What You’ll See on an Ultrasound
If you have an ultrasound at 10 weeks, it’s typically done transvaginally for the clearest image. On screen, you’ll see a small figure with a large, round head and a visible body. The heartbeat is the most obvious sign of life, often appearing as a rapid flicker. Depending on the quality of the scan, the sonographer may be able to point out the head, spine, limbs, and the early structures of internal organs.
Don’t be surprised if the image is hard to interpret on your own. At this size, the baby is still tiny, and the details are subtle. Many parents describe the 10-week ultrasound as showing a “gummy bear” shape, with a clearly defined head and body but features that are still too small to distinguish without the sonographer’s guidance. Arm and leg buds are usually visible, and you may see small movements, though the baby is still too light for you to feel anything internally.
How 10 Weeks Compares to Nearby Weeks
The difference between week 8 and week 10 is dramatic.
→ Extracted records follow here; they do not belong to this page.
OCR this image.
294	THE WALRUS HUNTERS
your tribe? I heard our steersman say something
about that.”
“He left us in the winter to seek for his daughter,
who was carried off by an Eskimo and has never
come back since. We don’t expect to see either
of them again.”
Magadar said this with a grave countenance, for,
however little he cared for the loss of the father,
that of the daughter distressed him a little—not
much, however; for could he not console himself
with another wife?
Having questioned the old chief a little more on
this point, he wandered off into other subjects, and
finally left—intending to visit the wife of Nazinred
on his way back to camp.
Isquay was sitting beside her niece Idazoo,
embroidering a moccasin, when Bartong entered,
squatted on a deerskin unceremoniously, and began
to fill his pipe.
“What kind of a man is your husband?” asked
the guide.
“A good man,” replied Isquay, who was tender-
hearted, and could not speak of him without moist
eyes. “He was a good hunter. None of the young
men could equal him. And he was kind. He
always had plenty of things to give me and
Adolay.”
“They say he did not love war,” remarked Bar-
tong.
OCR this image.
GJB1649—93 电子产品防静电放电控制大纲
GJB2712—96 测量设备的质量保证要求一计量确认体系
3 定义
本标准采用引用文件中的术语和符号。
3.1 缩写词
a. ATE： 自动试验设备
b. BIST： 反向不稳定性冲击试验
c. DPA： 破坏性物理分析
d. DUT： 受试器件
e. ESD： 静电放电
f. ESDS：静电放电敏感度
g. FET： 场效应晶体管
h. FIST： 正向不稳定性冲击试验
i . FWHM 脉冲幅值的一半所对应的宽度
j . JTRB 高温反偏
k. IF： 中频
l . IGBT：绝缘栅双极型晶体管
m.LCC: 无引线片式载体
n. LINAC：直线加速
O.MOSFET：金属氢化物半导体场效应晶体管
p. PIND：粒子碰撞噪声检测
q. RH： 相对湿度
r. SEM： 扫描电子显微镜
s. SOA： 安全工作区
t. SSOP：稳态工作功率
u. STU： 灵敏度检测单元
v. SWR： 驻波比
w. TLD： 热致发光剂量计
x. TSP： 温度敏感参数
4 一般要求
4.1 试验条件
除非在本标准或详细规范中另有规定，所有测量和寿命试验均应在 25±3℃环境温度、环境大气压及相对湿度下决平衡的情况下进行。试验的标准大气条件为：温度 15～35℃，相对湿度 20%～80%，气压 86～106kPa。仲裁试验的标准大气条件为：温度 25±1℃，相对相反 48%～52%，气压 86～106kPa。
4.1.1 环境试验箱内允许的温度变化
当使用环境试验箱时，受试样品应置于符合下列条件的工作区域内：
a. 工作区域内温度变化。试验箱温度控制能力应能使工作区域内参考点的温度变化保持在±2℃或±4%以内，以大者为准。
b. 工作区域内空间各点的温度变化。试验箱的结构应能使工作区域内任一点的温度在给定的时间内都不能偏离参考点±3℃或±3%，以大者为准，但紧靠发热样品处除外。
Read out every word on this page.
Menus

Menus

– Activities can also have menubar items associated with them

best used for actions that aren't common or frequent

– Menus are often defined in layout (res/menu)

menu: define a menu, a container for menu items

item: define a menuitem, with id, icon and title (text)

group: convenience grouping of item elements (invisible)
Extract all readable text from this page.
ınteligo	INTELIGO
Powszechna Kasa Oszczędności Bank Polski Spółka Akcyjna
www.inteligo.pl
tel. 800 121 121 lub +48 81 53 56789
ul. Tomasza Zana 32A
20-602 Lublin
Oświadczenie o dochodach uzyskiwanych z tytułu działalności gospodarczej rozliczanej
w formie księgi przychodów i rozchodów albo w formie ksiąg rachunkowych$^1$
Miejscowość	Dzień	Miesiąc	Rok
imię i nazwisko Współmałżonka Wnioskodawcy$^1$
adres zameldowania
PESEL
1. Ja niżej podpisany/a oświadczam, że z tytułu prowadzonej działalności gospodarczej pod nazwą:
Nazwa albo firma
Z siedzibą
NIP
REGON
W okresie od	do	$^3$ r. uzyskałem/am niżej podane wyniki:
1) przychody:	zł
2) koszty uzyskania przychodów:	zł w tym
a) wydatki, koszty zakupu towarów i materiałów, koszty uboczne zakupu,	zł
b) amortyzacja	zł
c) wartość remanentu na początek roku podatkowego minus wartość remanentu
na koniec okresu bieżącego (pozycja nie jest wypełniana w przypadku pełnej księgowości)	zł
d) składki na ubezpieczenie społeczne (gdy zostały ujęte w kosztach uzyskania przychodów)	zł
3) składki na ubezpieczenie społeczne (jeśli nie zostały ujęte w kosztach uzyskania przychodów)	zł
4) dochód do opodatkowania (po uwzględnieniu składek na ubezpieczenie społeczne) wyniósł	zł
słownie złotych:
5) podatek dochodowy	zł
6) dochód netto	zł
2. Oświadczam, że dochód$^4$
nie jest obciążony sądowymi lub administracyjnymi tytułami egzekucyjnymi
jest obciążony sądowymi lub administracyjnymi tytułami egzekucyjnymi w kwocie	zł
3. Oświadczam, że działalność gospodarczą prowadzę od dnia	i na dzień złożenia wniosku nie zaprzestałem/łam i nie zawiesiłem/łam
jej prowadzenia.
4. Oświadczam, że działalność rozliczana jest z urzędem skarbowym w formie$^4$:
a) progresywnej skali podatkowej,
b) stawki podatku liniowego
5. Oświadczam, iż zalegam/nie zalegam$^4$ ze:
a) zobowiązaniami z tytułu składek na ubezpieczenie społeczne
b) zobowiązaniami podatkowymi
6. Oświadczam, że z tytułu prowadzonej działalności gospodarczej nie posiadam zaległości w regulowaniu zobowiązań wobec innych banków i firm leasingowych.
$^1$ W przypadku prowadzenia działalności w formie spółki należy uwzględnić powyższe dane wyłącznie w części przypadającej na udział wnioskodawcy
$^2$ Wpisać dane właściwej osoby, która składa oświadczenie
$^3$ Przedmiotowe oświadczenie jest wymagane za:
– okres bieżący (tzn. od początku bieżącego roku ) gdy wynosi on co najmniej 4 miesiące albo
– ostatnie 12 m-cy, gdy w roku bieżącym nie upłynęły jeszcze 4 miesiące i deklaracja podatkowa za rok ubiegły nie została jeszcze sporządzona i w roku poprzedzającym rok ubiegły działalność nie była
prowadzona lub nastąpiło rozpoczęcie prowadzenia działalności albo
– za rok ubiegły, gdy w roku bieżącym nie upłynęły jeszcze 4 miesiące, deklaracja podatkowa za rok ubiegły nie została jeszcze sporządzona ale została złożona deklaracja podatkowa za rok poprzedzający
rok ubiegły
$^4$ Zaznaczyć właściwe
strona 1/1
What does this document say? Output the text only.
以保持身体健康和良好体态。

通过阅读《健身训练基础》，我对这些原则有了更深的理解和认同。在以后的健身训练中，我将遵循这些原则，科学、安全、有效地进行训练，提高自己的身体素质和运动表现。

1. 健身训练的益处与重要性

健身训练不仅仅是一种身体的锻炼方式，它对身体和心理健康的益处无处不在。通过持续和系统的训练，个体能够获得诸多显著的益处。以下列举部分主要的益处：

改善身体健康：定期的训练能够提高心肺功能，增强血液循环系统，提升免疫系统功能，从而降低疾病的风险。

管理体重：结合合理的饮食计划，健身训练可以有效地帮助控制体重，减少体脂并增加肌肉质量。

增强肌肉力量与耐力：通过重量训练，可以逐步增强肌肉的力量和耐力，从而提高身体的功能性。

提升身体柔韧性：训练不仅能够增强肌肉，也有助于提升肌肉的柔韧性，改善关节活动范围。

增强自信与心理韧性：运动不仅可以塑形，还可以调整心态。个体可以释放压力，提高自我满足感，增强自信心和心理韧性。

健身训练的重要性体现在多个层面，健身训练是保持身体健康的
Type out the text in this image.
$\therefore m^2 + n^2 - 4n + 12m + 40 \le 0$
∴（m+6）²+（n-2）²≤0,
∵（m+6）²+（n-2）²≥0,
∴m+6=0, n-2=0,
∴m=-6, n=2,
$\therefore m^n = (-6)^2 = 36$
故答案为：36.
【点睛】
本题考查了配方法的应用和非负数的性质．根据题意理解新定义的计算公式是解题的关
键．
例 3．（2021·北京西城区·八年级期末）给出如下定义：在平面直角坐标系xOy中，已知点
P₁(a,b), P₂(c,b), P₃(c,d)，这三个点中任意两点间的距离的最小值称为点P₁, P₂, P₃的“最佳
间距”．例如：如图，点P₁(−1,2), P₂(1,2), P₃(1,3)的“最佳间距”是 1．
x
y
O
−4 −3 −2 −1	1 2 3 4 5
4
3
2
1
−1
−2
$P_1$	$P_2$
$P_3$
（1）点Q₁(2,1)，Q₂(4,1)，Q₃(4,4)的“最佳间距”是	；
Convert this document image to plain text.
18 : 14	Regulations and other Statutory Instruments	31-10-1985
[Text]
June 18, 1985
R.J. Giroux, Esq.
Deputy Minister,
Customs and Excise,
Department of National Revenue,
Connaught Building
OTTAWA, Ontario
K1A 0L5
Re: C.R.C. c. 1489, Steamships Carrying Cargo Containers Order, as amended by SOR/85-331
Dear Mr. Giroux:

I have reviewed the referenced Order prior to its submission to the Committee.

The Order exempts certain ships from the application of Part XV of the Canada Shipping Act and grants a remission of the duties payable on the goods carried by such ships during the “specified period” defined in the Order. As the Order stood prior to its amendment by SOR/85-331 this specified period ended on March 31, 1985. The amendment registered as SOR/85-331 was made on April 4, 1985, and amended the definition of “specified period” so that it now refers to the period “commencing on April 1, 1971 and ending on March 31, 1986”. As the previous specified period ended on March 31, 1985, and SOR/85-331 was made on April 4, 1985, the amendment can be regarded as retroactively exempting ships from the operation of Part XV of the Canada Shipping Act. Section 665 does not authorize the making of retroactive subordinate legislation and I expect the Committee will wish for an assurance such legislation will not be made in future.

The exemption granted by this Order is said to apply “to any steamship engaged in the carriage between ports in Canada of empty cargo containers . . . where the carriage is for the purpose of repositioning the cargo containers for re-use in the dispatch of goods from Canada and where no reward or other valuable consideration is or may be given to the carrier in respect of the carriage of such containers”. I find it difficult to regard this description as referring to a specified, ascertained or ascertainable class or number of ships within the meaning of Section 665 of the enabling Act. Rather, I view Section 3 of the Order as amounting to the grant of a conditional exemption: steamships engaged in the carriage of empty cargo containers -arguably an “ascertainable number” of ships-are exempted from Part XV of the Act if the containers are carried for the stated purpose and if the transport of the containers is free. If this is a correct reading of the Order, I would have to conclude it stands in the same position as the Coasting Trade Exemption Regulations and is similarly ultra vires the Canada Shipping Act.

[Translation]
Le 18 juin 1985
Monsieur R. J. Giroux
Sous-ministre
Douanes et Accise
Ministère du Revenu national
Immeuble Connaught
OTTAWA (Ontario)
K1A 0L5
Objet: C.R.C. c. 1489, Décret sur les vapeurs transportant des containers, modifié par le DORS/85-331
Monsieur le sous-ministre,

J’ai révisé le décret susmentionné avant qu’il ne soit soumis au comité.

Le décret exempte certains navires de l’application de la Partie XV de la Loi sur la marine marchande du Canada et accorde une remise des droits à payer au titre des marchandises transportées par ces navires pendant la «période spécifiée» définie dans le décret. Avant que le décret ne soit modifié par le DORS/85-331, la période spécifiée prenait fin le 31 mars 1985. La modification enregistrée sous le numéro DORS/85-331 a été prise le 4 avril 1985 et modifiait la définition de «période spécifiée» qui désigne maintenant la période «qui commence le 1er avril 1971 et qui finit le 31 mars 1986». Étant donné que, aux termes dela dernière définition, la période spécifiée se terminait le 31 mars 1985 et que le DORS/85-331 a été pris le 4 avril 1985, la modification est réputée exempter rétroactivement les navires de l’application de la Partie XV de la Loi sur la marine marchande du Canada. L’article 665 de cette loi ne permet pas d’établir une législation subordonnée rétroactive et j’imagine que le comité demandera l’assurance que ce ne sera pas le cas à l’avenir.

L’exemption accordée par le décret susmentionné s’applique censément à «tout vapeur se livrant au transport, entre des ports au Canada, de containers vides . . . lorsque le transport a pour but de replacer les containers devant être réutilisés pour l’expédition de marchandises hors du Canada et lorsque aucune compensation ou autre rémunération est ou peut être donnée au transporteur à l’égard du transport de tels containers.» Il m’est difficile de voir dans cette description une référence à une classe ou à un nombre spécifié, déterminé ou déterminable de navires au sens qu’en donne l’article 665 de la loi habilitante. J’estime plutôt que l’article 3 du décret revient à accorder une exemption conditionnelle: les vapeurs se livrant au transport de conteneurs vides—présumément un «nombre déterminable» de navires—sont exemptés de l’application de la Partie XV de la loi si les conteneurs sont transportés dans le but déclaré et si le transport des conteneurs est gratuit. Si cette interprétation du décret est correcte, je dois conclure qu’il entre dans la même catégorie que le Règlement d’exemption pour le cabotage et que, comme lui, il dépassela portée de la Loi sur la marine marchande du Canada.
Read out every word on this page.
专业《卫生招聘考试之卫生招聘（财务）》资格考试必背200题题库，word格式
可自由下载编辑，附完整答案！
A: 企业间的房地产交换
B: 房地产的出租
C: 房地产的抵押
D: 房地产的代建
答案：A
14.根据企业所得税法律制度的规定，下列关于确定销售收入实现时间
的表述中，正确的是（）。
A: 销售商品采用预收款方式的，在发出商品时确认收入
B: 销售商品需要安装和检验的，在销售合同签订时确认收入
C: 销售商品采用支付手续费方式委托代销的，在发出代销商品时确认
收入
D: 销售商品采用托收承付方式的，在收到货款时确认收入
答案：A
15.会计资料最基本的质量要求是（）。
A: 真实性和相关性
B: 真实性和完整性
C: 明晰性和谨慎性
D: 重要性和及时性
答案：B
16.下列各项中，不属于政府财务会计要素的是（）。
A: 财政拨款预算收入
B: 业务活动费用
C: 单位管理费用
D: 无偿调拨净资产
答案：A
At eight weeks, the embryonic tail was just disappearing, the fingers were still webbed, and the face was barely formed. By 10 weeks, the body has straightened, the limbs have joints, individual digits are separating, and the facial features are recognizable. Over the next two weeks, the baby will nearly double in length, and the head-to-body ratio will begin to even out as the torso catches up in growth. The rapid heartbeat will start to slow, and the intestines will begin their migration back into the abdominal cavity.
Week 10 sits right at the boundary between the embryonic and fetal periods. Everything that makes a human body has been laid down in rough form. From here, the job shifts from building new structures to growing and refining the ones already in place.